Malnutrition can occur if a person fasts for an extended period of time and does not refill their body with necessary nutrients.
The same is true for ill-conceived continuous energy restriction diets.
People may generally meet their calorie and nutritional needs while participating in various forms of intermittent fasting programs.
However, if you do not carefully plan or implement your fasting program over a long period of time, or if you purposely reduce calories to an extreme level, you may have bad nutrition and some other health concerns.
That is why it is critical to eat a well-balanced, nutritious meal while fasting intermittently. Never restrict your calorie intake excessively.

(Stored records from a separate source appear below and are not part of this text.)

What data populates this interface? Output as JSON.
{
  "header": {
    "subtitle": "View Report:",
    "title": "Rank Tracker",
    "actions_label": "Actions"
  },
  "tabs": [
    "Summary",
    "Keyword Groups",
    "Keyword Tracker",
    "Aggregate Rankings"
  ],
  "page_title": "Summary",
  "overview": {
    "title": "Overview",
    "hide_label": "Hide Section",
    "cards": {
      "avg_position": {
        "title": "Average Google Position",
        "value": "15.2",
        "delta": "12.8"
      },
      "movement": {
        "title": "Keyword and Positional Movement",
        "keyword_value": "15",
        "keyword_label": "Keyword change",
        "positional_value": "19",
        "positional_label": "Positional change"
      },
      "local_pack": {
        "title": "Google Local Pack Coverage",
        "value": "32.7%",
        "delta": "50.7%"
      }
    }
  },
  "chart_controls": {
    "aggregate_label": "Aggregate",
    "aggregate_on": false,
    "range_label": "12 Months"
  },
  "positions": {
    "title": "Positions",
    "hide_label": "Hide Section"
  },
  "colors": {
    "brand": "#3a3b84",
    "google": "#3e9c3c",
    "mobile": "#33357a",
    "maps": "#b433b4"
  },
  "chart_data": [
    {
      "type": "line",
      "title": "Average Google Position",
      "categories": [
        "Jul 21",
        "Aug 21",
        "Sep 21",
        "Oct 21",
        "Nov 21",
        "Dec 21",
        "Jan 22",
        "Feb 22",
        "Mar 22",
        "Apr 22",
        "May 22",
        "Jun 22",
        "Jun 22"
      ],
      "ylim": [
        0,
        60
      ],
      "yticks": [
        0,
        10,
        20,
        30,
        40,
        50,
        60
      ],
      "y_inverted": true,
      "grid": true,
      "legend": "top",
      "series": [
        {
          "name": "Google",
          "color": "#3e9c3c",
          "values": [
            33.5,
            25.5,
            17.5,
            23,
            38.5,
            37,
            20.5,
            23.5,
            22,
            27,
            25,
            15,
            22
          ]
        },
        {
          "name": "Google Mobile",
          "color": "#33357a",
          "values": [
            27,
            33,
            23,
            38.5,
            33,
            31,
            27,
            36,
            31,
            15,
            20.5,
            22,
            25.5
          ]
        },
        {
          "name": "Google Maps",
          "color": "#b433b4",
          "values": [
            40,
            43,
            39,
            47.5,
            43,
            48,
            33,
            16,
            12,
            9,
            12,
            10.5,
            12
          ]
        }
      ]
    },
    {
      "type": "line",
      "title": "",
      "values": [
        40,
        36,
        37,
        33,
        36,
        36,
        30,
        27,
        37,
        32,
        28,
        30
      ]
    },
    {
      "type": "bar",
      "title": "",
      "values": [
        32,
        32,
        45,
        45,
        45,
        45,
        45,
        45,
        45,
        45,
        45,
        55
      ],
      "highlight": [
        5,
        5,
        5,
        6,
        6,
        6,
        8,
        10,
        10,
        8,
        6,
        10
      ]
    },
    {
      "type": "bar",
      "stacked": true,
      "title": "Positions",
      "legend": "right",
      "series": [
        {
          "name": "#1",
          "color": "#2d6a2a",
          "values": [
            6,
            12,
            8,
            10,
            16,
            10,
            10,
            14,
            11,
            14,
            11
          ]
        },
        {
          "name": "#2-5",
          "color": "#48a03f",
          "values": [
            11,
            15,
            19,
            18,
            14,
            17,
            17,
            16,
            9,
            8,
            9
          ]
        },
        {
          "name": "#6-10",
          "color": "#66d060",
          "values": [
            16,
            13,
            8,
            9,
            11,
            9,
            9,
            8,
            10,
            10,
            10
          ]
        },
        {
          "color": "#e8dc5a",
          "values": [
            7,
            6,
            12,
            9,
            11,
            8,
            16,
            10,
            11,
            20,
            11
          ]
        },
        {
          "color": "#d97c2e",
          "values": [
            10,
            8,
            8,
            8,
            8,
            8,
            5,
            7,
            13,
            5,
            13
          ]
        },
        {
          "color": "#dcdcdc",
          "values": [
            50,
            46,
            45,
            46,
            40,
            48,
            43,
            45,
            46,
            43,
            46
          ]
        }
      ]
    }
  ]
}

Individuals avoid Intermittent Fasting
Although intermittent fasting may be beneficial to some people, it is not appropriate or safe for others.
Some people may have negative side effects from intermittent fasting.
The following people should avoid intermittent, according to medical professionals:
- Women who are pregnant or nursing
- Young children and adolescents
- Elderly people who are experiencing weakness
- Immunocompromised persons
- Persons who have present or previous eating disorders
- Dementia patients
- People who have experienced severe brain damage or post-concussive syndrome.
This is not an extensive list, and there are exclusions. Fasting, for instance, has been used by medical professionals to treat epilepsy in children.
If you have a medical problem or are currently taking drugs, you should consult with a trusted healthcare provider about the advantages and risks of intermittent fasting.
Furthermore, if you encounter long-term adverse effects from intermittent, it may be a sign that it isn’t working for your body.
If intermittent is giving you discomfort and unhappiness, stop it.
Even though this manner of eating has been linked to health benefits, there are numerous other things you may do to improve your health that does not include fasting.
Adopting a healthy and balanced diet, getting sufficient sleep, participating in regular exercise, and stress management is considerably more crucial for overall health.